Reporting COVID-19 Cases to Cal/OSHA
Every California employer must report to Cal/OSHA any serious illness, injury, or death of an employee occurring in a place of employment or in connection with employment, including those related to COVID-19, if the illness occurred at work or in connection with any employment that requires inpatient hospitalization for other than medical observation or diagnostic testing. This means that if a worker becomes ill while at work and is admitted as an in-patient at a hospital—regardless of the duration of the hospitalization—the illness occurred in a place of employment, so the employer must report this illness to the nearest Cal/OSHA office. Reports must be made immediately, but no longer than eight hours after the employer knows or with diligent inquiry would have known of the serious illness. If an employee becomes sick at work, it does not matter if the illness is work-related; the employer must report it without making a determination about work-relatedness. Cal/OSHA states that employers should report these cases so that Cal/OSHA can make the primary determination of work-relatedness. An employer should report a serious illness if there is cause to believe it might be work-related, even if the symptoms began to appear outside of work.
For COVID-19 cases, evidence suggesting transmission at or during work would make a serious illness reportable. An employer should evaluate the following factors:
- Multiple cases in the workplace.
- The type, extent and duration of contact the employee had at the work environment with other people, particularly the general public.
- Physical distancing and other controls that impact the likelihood of work-related exposure.
- Whether the employee had work-related contact with anyone who exhibited signs and symptoms of COVID-19.
Even if an employer cannot confirm that the employee contracted COVID-19 at work, the employer should report the illness to Cal/OSHA if it results in in-patient hospitalization for treatment and if there is substantial reason to believe that the employee was exposed in their work environment.
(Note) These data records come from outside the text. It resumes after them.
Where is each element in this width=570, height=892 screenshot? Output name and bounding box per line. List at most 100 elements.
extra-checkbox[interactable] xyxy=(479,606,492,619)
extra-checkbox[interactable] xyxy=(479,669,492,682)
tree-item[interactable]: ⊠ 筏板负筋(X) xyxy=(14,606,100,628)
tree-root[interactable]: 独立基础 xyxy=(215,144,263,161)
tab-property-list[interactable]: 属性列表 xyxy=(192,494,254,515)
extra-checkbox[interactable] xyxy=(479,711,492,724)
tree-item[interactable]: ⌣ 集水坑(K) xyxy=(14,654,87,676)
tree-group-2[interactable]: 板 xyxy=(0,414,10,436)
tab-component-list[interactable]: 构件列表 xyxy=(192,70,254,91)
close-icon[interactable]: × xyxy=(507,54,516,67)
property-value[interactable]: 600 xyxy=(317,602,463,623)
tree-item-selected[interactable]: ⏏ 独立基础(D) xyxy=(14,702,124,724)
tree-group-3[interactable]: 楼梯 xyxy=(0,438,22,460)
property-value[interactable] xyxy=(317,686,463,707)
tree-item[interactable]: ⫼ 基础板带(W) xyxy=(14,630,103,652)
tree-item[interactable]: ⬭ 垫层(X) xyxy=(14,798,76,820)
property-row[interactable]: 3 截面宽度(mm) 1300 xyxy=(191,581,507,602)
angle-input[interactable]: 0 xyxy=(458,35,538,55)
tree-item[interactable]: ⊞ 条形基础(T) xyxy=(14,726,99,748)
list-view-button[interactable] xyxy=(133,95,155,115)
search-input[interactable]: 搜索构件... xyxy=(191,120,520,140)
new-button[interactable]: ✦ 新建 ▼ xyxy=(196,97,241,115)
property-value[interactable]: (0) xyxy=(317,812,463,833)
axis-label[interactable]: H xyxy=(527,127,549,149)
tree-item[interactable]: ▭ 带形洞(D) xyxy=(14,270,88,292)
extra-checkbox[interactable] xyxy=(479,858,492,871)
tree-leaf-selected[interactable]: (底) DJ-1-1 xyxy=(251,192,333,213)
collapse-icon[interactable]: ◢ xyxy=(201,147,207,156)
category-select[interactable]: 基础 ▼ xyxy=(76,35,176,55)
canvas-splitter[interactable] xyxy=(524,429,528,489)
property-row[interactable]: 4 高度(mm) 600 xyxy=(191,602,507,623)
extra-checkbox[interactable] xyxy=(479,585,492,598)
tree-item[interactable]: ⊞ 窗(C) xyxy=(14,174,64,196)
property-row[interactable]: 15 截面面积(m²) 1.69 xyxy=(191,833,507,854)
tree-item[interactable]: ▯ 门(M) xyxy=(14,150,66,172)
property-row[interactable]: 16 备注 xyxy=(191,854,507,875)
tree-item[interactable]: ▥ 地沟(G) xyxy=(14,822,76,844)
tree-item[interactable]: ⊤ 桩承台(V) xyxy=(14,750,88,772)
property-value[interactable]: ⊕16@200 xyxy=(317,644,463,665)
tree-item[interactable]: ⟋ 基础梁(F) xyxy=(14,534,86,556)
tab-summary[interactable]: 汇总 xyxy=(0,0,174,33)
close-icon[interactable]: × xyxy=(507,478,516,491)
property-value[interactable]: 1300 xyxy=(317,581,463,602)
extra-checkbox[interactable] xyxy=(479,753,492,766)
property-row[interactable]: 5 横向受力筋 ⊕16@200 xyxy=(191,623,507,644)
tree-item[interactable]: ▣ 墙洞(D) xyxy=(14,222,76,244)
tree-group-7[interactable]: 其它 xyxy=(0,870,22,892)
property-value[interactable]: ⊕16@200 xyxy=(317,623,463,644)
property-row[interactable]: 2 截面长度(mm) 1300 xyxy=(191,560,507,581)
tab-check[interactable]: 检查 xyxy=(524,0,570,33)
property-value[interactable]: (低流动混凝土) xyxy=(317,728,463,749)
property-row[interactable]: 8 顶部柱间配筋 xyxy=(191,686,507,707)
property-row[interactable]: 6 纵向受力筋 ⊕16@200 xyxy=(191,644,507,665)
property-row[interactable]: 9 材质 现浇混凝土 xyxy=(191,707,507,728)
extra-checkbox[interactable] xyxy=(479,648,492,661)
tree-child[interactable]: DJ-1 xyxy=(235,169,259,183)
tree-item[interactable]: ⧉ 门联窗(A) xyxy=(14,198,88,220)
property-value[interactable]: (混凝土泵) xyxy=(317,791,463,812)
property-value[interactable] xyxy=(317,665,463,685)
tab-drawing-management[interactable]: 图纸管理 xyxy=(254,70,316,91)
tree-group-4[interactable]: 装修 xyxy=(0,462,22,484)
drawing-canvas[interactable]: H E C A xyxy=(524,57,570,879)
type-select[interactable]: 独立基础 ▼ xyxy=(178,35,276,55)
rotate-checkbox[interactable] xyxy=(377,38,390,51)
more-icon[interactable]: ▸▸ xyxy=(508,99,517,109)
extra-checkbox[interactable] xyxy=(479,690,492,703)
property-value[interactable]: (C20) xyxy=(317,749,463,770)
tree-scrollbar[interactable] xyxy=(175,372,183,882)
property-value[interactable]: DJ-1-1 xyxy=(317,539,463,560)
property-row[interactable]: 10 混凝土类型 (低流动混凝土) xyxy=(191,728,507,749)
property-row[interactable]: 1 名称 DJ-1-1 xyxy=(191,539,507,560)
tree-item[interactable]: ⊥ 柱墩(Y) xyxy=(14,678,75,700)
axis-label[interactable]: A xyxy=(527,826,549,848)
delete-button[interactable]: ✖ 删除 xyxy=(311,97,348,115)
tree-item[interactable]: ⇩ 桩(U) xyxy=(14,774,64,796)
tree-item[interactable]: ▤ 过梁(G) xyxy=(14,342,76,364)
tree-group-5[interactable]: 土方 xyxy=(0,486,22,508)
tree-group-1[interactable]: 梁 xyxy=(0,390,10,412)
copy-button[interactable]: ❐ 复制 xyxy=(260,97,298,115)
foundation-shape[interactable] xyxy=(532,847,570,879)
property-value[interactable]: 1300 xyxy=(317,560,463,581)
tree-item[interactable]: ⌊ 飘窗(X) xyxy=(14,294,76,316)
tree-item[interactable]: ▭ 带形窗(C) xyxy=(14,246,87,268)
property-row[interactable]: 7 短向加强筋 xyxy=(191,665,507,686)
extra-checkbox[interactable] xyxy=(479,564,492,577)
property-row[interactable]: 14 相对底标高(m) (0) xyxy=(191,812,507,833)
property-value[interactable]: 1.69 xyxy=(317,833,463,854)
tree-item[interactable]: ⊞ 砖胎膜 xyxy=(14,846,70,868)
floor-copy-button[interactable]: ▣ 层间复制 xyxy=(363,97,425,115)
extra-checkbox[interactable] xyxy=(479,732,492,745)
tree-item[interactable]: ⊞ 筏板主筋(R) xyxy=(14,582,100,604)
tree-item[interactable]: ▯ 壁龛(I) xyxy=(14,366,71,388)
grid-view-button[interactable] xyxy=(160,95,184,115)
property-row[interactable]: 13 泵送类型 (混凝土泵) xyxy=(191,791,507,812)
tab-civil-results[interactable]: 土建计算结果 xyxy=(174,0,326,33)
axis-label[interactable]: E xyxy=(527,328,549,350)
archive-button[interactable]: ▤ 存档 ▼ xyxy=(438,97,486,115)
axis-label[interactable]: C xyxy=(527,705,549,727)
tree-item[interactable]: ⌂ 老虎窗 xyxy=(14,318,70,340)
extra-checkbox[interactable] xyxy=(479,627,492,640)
Where there is uncertainty about whether an employee contracted COVID-19 at work, the employer should err on the side of reporting the illness to Cal/OSHA.
Cal/OSHA has stated that reporting a serious illness is not an admission that the illness is work-related, and is not an admission of responsibility.
Takeaways and Best Practices for California Employers
- Update current IIPPs to reflect recent Cal/OSHA guidance, including any industry-specific guidance.
- Implement general infection prevention control measures per Cal/OSHA and CDC guidance.
- Communicate with the workforce regarding these infection prevention control measures and create a safety-focused culture. This can be accomplished by:
- Having employees sign written acknowledgments of safety and prevention procedures.
- Increased signage in the workplace regarding sanitation and hygiene.
- Having employee safety meetings and trainings.
- Reminders regarding proper hygiene and safety procedures.
- Auditing to ensure physical distancing.
- Responding to employee safety concerns.
- Provide employee training on the COVID-19-related topics listed above.
- Maintain documentation on safety and health measures and on training provided to employees.
- Assess applicability of Cal/OSHA recording and reporting requirements for COVID-19 cases.